Sage may have a few bug reports that are a few months old. Clisp is
free software. You have the source code, you have the need, post a
patch.

Sam (and Camm) may have hardware/operating system constraints.
Possibly the boxen that they use are borrowed and they cannot
reproduce your exact environment. I have 9 physical machines here with
32 virtual boxen and I still cannot reproduce all of the
combinations. I don't have access to a Sparc, for instance.

Sourceforge took down their compile farm and HP doesn't have a large
set in their farm. Axiom runs in many more places than I publish but
there are outstanding build issues so I won't claim it "runs" anywhere
but on a published subset of combinations. You do the same thing
(e.g. no redhat9 gcc x.x.x). I did ask Google, Microsoft, and
Sourceforge to put up compile farms but nothing happened. If we
all used a "standard compile farm" this problem might be minimized.
For now, though, the odds are good that Sam does not have your 
Solaris machine configuration and cannot reproduce your bug.



We are both in the same business; you package Sage to run everywhere
and I package Axiom to run everywhere. As soon as you touch anything
at all, something breaks. When GCL breaks, I post a patch and locally
apply the patch until it is accepted upstream (if at all). If Clisp
fails for you then fix it, post a patch, locally apply the patch
until it gets applied upstream, and move on.




It is not a question of "reasonable amount of work".
It is a question of expectations.

What, exactly, do you expect? Instant, top-of-the-pile bug fixes on
all of YOUR hardware/software combinations? This is free and open
source software. The only thing you can expect is to get the source
code so you can fix it and post a patch. Everything else is not in the
contract. That's why people pay for software.  Franz would be willing
to fix your issues immediately. I'm not sure your check to Sam has
cleared yet. If you don't want to build patches then send Sam a
contract. I'm sure he'd be happy to get paid. Sage will have this same
problem in the future as various package maintainers move on or you
can no longer reach your Sparc.

What if your expectations are not fulfilled? Well, that generally
leads to anger and frustration, both natural reactions. But it seems
that you have used "hasty generalization" to conclude that Lisp is
dead.  And from there to conclude that Lisp should be removed from
everywhere.  That's a shame because Maxima contains an astonishing
amount of well debugged algorithms by recognized experts in the field.

And characterizing Lisps like SBCL (fork of CMUCL, child of the CMU
Spice Lisp research project) as "polishing a turd", implies that
Scott Fahlman wasted his time studying dynamic language optimization
in compilers. Python has yet to even think about these issues, most
of which have already been solved by Scott. Everywhere else in Sage
I see people struggle over milliseconds. Then I see Maxima built on
Clisp (an interpreter) rather than SBCL, a optimizing compiler.

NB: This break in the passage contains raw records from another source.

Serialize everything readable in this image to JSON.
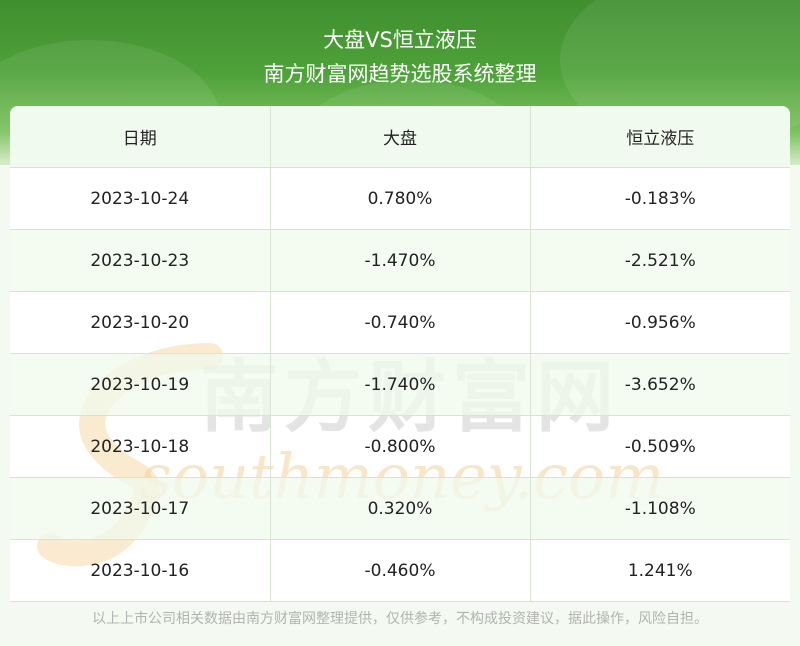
{
  "header": {
    "title": "大盘VS恒立液压",
    "subtitle": "南方财富网趋势选股系统整理"
  },
  "table": {
    "columns": [
      "日期",
      "大盘",
      "恒立液压"
    ],
    "rows": [
      [
        "2023-10-24",
        "0.780%",
        "-0.183%"
      ],
      [
        "2023-10-23",
        "-1.470%",
        "-2.521%"
      ],
      [
        "2023-10-20",
        "-0.740%",
        "-0.956%"
      ],
      [
        "2023-10-19",
        "-1.740%",
        "-3.652%"
      ],
      [
        "2023-10-18",
        "-0.800%",
        "-0.509%"
      ],
      [
        "2023-10-17",
        "0.320%",
        "-1.108%"
      ],
      [
        "2023-10-16",
        "-0.460%",
        "1.241%"
      ]
    ]
  },
  "watermark": {
    "cn": "南方财富网",
    "en": "southmoney.com"
  },
  "footer": {
    "disclaimer": "以上上市公司相关数据由南方财富网整理提供，仅供参考，不构成投资建议，据此操作，风险自担。"
  },
  "colors": {
    "header_green": "#4fa23a",
    "border": "#d9e3d4",
    "watermark_gray": "#c9c9c9",
    "watermark_orange": "#f3c98a"
  }
}
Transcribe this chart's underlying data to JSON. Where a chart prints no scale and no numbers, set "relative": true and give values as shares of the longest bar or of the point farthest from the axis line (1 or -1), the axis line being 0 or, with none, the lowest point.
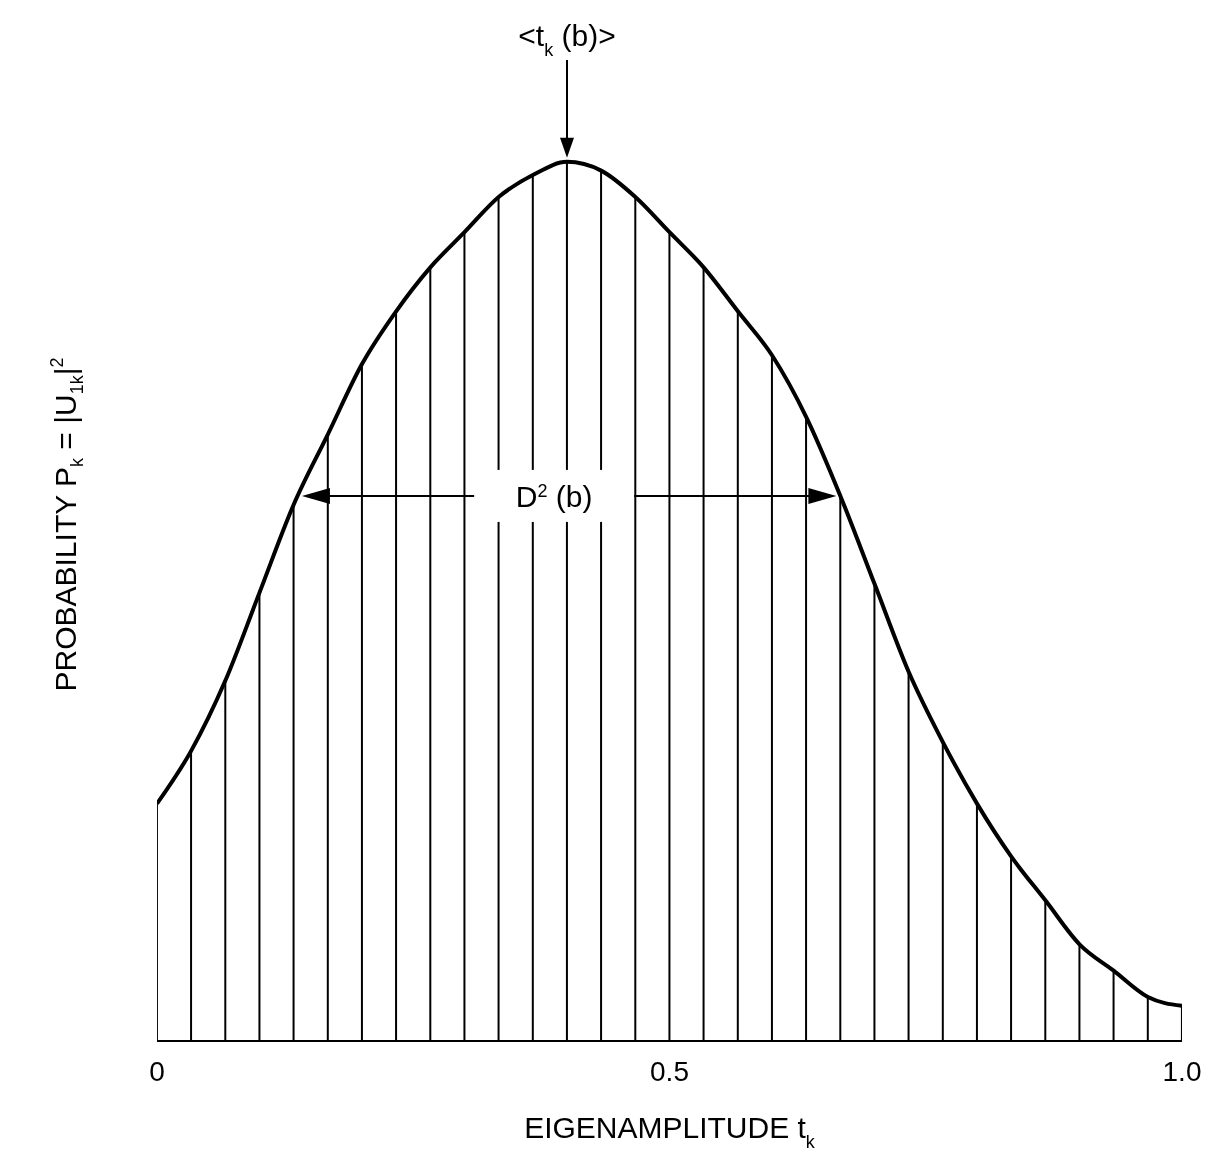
{
  "chart_data": {
    "type": "line",
    "relative": true,
    "xlabel": "EIGENAMPLITUDE   t$_{k}$",
    "ylabel": "PROBABILITY   P$_{k}$  =  |U$_{1k}$|$^{2}$",
    "x": [
      0,
      0.0333,
      0.0667,
      0.1,
      0.1333,
      0.1667,
      0.2,
      0.2333,
      0.2667,
      0.3,
      0.3333,
      0.3667,
      0.4,
      0.4333,
      0.4667,
      0.5,
      0.5333,
      0.5667,
      0.6,
      0.6333,
      0.6667,
      0.7,
      0.7333,
      0.7667,
      0.8,
      0.8333,
      0.8667,
      0.9,
      0.9333,
      0.9667,
      1
    ],
    "xlim": [
      0,
      1
    ],
    "xticks": [
      0,
      0.5,
      {
        "value": 1,
        "label": "1.0"
      }
    ],
    "series": [
      {
        "color": "#000000",
        "values": [
          0.27,
          0.33,
          0.41,
          0.51,
          0.61,
          0.69,
          0.77,
          0.83,
          0.88,
          0.92,
          0.96,
          0.985,
          1,
          0.99,
          0.96,
          0.92,
          0.88,
          0.83,
          0.78,
          0.71,
          0.62,
          0.52,
          0.42,
          0.34,
          0.27,
          0.21,
          0.16,
          0.11,
          0.08,
          0.05,
          0.04
        ]
      },
      {
        "type": "bar",
        "color": "#000000",
        "values": [
          0.27,
          0.33,
          0.41,
          0.51,
          0.61,
          0.69,
          0.77,
          0.83,
          0.88,
          0.92,
          0.96,
          0.985,
          1,
          0.99,
          0.96,
          0.92,
          0.88,
          0.83,
          0.78,
          0.71,
          0.62,
          0.52,
          0.42,
          0.34,
          0.27,
          0.21,
          0.16,
          0.11,
          0.08,
          0.05,
          0.04
        ]
      }
    ],
    "annotations": [
      "<t$_{k}$ (b)>",
      "D$^{2}$ (b)"
    ]
  }
}
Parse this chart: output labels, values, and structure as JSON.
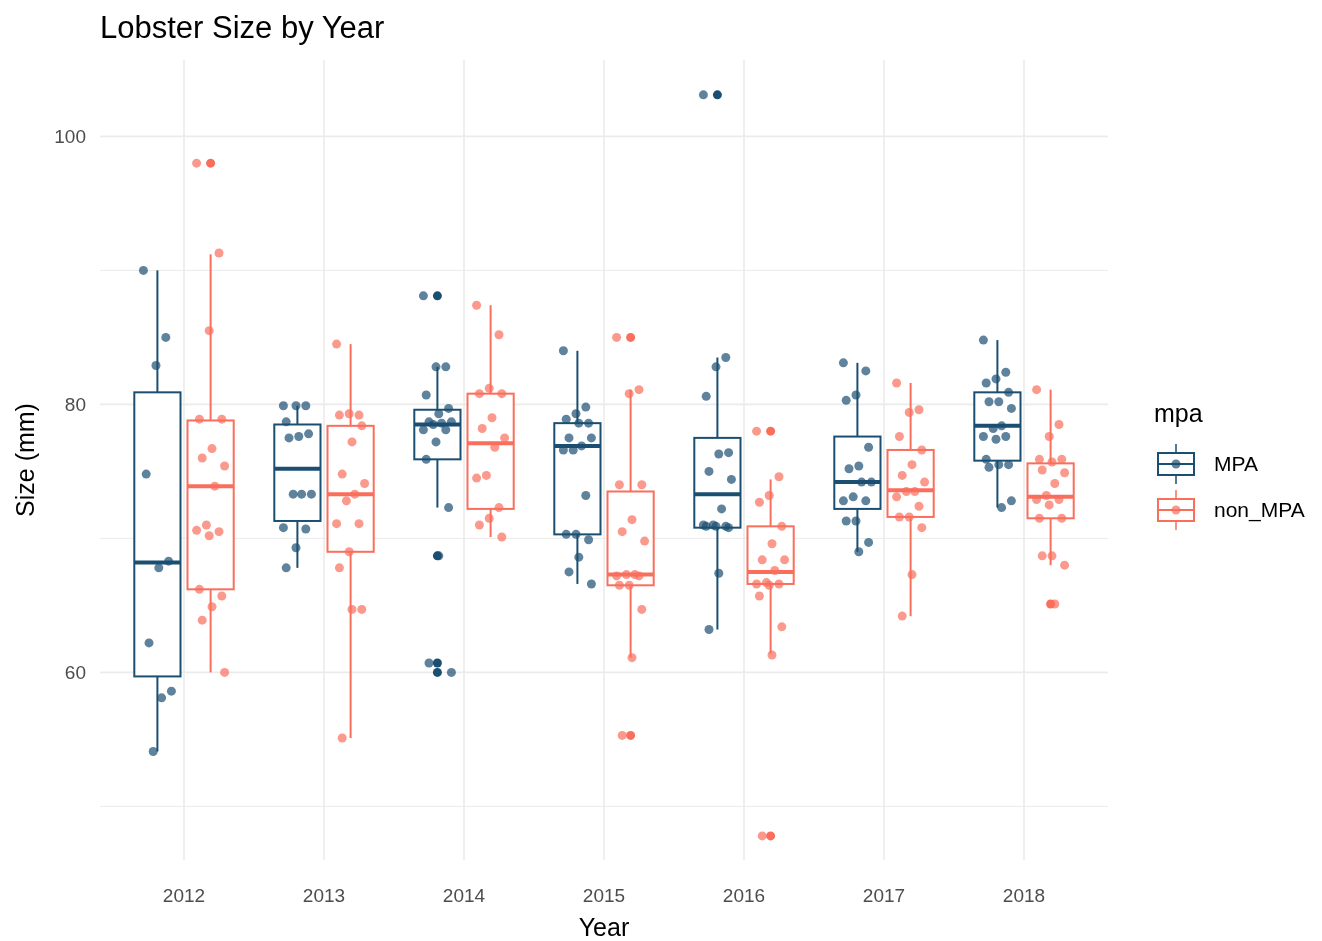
{
  "chart_data": {
    "type": "box",
    "title": "Lobster Size by Year",
    "xlabel": "Year",
    "ylabel": "Size (mm)",
    "legend_title": "mpa",
    "xlim": [
      2011.4,
      2018.6
    ],
    "xticks": [
      2012,
      2013,
      2014,
      2015,
      2016,
      2017,
      2018
    ],
    "ylim": [
      46,
      105.7
    ],
    "yticks": [
      {
        "value": 50,
        "label": null
      },
      60,
      {
        "value": 70,
        "label": null
      },
      80,
      {
        "value": 90,
        "label": null
      },
      100
    ],
    "grid": true,
    "legend": "right",
    "series": [
      {
        "name": "MPA",
        "color": "#1b4f72",
        "x": [
          2012,
          2013,
          2014,
          2015,
          2016,
          2017,
          2018
        ],
        "boxes": [
          {
            "low": 54.1,
            "q1": 59.7,
            "median": 68.2,
            "q3": 80.9,
            "high": 90.0
          },
          {
            "low": 67.8,
            "q1": 71.3,
            "median": 75.2,
            "q3": 78.5,
            "high": 79.9
          },
          {
            "low": 72.3,
            "q1": 75.9,
            "median": 78.5,
            "q3": 79.6,
            "high": 82.8,
            "outliers": [
              88.1,
              68.7,
              60.7,
              60.0
            ]
          },
          {
            "low": 66.6,
            "q1": 70.3,
            "median": 76.9,
            "q3": 78.6,
            "high": 84.0
          },
          {
            "low": 63.2,
            "q1": 70.8,
            "median": 73.3,
            "q3": 77.5,
            "high": 83.5,
            "outliers": [
              103.1
            ]
          },
          {
            "low": 69.0,
            "q1": 72.2,
            "median": 74.2,
            "q3": 77.6,
            "high": 83.1
          },
          {
            "low": 72.3,
            "q1": 75.8,
            "median": 78.4,
            "q3": 80.9,
            "high": 84.8
          }
        ]
      },
      {
        "name": "non_MPA",
        "color": "#fa6e5c",
        "x": [
          2012,
          2013,
          2014,
          2015,
          2016,
          2017,
          2018
        ],
        "boxes": [
          {
            "low": 60.0,
            "q1": 66.2,
            "median": 73.9,
            "q3": 78.8,
            "high": 91.2,
            "outliers": [
              98.0
            ]
          },
          {
            "low": 55.1,
            "q1": 69.0,
            "median": 73.3,
            "q3": 78.4,
            "high": 84.5
          },
          {
            "low": 70.1,
            "q1": 72.2,
            "median": 77.1,
            "q3": 80.8,
            "high": 87.4
          },
          {
            "low": 61.1,
            "q1": 66.5,
            "median": 67.3,
            "q3": 73.5,
            "high": 81.1,
            "outliers": [
              85.0,
              55.3
            ]
          },
          {
            "low": 61.4,
            "q1": 66.6,
            "median": 67.5,
            "q3": 70.9,
            "high": 74.4,
            "outliers": [
              78.0,
              47.8
            ]
          },
          {
            "low": 64.2,
            "q1": 71.6,
            "median": 73.6,
            "q3": 76.6,
            "high": 81.6
          },
          {
            "low": 68.0,
            "q1": 71.5,
            "median": 73.1,
            "q3": 75.6,
            "high": 81.1,
            "outliers": [
              65.1
            ]
          }
        ]
      },
      {
        "type": "scatter",
        "color": "#1b4f72",
        "marker": "circle",
        "x": [
          2011.71,
          2011.87,
          2011.8,
          2011.73,
          2011.89,
          2011.82,
          2011.75,
          2011.91,
          2011.84,
          2011.78,
          2012.71,
          2012.87,
          2012.8,
          2012.73,
          2012.89,
          2012.82,
          2012.75,
          2012.91,
          2012.84,
          2012.78,
          2012.71,
          2012.87,
          2012.8,
          2012.73,
          2013.71,
          2013.87,
          2013.8,
          2013.73,
          2013.89,
          2013.82,
          2013.75,
          2013.91,
          2013.84,
          2013.78,
          2013.71,
          2013.87,
          2013.8,
          2013.73,
          2013.89,
          2013.82,
          2013.75,
          2013.91,
          2014.71,
          2014.87,
          2014.8,
          2014.73,
          2014.89,
          2014.82,
          2014.75,
          2014.91,
          2014.84,
          2014.78,
          2014.71,
          2014.87,
          2014.8,
          2014.73,
          2014.89,
          2014.82,
          2014.75,
          2014.91,
          2015.71,
          2015.87,
          2015.8,
          2015.73,
          2015.89,
          2015.82,
          2015.75,
          2015.91,
          2015.84,
          2015.78,
          2015.71,
          2015.87,
          2015.8,
          2015.73,
          2015.89,
          2015.82,
          2015.75,
          2016.71,
          2016.87,
          2016.8,
          2016.73,
          2016.89,
          2016.82,
          2016.75,
          2016.91,
          2016.84,
          2016.78,
          2016.71,
          2016.87,
          2016.8,
          2016.73,
          2016.89,
          2016.82,
          2017.71,
          2017.87,
          2017.8,
          2017.73,
          2017.89,
          2017.82,
          2017.75,
          2017.91,
          2017.84,
          2017.78,
          2017.71,
          2017.87,
          2017.8,
          2017.73,
          2017.89,
          2017.82,
          2017.75,
          2017.91,
          2017.84
        ],
        "values": [
          90,
          85,
          82.9,
          74.8,
          68.3,
          67.8,
          62.2,
          58.6,
          58.1,
          54.1,
          79.9,
          79.9,
          79.9,
          78.7,
          77.8,
          77.6,
          77.5,
          73.3,
          73.3,
          73.3,
          70.8,
          70.7,
          69.3,
          67.8,
          88.1,
          82.8,
          82.8,
          80.7,
          79.7,
          79.3,
          78.7,
          78.7,
          78.6,
          78.5,
          78.1,
          78.1,
          77.2,
          75.9,
          72.3,
          68.7,
          60.7,
          60,
          84,
          79.8,
          79.3,
          78.9,
          78.6,
          78.6,
          77.5,
          77.5,
          76.9,
          76.6,
          76.6,
          73.2,
          70.3,
          70.3,
          69.9,
          68.6,
          67.5,
          66.6,
          103.1,
          83.5,
          82.8,
          80.6,
          76.4,
          76.3,
          75,
          74.4,
          72.2,
          71,
          71,
          70.9,
          70.9,
          70.9,
          70.8,
          67.4,
          63.2,
          83.1,
          82.5,
          80.7,
          80.3,
          76.8,
          75.4,
          75.2,
          74.2,
          74.2,
          73.1,
          72.8,
          72.8,
          71.3,
          71.3,
          69.7,
          69,
          84.8,
          82.4,
          81.9,
          81.6,
          80.9,
          80.2,
          80.2,
          79.7,
          78.4,
          78.2,
          77.6,
          77.6,
          77.4,
          75.9,
          75.5,
          75.5,
          75.3,
          72.8,
          72.3
        ]
      },
      {
        "type": "scatter",
        "color": "#fa6e5c",
        "marker": "circle",
        "x": [
          2012.09,
          2012.25,
          2012.18,
          2012.11,
          2012.27,
          2012.2,
          2012.13,
          2012.29,
          2012.22,
          2012.16,
          2012.09,
          2012.25,
          2012.18,
          2012.11,
          2012.27,
          2012.2,
          2012.13,
          2012.29,
          2013.09,
          2013.25,
          2013.18,
          2013.11,
          2013.27,
          2013.2,
          2013.13,
          2013.29,
          2013.22,
          2013.16,
          2013.09,
          2013.25,
          2013.18,
          2013.11,
          2013.27,
          2013.2,
          2013.13,
          2014.09,
          2014.25,
          2014.18,
          2014.11,
          2014.27,
          2014.2,
          2014.13,
          2014.29,
          2014.22,
          2014.16,
          2014.09,
          2014.25,
          2014.18,
          2014.11,
          2014.27,
          2015.09,
          2015.25,
          2015.18,
          2015.11,
          2015.27,
          2015.2,
          2015.13,
          2015.29,
          2015.22,
          2015.16,
          2015.09,
          2015.25,
          2015.18,
          2015.11,
          2015.27,
          2015.2,
          2015.13,
          2016.09,
          2016.25,
          2016.18,
          2016.11,
          2016.27,
          2016.2,
          2016.13,
          2016.29,
          2016.22,
          2016.16,
          2016.09,
          2016.25,
          2016.18,
          2016.11,
          2016.27,
          2016.2,
          2016.13,
          2017.09,
          2017.25,
          2017.18,
          2017.11,
          2017.27,
          2017.2,
          2017.13,
          2017.29,
          2017.22,
          2017.16,
          2017.09,
          2017.25,
          2017.18,
          2017.11,
          2017.27,
          2017.2,
          2017.13,
          2018.09,
          2018.25,
          2018.18,
          2018.11,
          2018.27,
          2018.2,
          2018.13,
          2018.29,
          2018.22,
          2018.16,
          2018.09,
          2018.25,
          2018.18,
          2018.11,
          2018.27,
          2018.2,
          2018.13,
          2018.29,
          2018.22
        ],
        "values": [
          98,
          91.3,
          85.5,
          78.9,
          78.9,
          76.7,
          76,
          75.4,
          73.9,
          71,
          70.6,
          70.5,
          70.2,
          66.2,
          65.7,
          64.9,
          63.9,
          60,
          84.5,
          79.2,
          79.3,
          79.2,
          78.4,
          77.2,
          74.8,
          74.1,
          73.3,
          72.8,
          71.1,
          71.1,
          69,
          67.8,
          64.7,
          64.7,
          55.1,
          87.4,
          85.2,
          81.2,
          80.8,
          80.8,
          79,
          78.2,
          77.5,
          76.8,
          74.7,
          74.5,
          72.3,
          71.5,
          71,
          70.1,
          85,
          81.1,
          80.8,
          74,
          74,
          71.4,
          70.5,
          69.8,
          67.3,
          67.3,
          67.2,
          67.2,
          66.5,
          66.5,
          64.7,
          61.1,
          55.3,
          78,
          74.6,
          73.2,
          72.7,
          70.9,
          69.6,
          68.4,
          68.4,
          67.6,
          66.7,
          66.6,
          66.6,
          66.5,
          65.7,
          63.4,
          61.3,
          47.8,
          81.6,
          79.6,
          79.4,
          77.6,
          76.6,
          75.5,
          74.7,
          74.2,
          73.5,
          73.5,
          73.1,
          72.4,
          71.6,
          71.6,
          70.8,
          67.3,
          64.2,
          81.1,
          78.5,
          77.6,
          75.9,
          75.9,
          75.7,
          75.1,
          74.9,
          74.1,
          73.2,
          72.9,
          72.9,
          72.5,
          71.5,
          71.5,
          68.7,
          68.7,
          68,
          65.1
        ]
      }
    ]
  }
}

Ultimately the point of my post was that, despite not seeing immediate
results, it is STILL worthwhile to post bug reports. At minimum, other
people can google them and find that they also have the problem. 


As for your original question, if your bug reports contain a patch
THEN you've done a reasonable amount of work, at least by my
definition of "reasonable". Your definition might differ.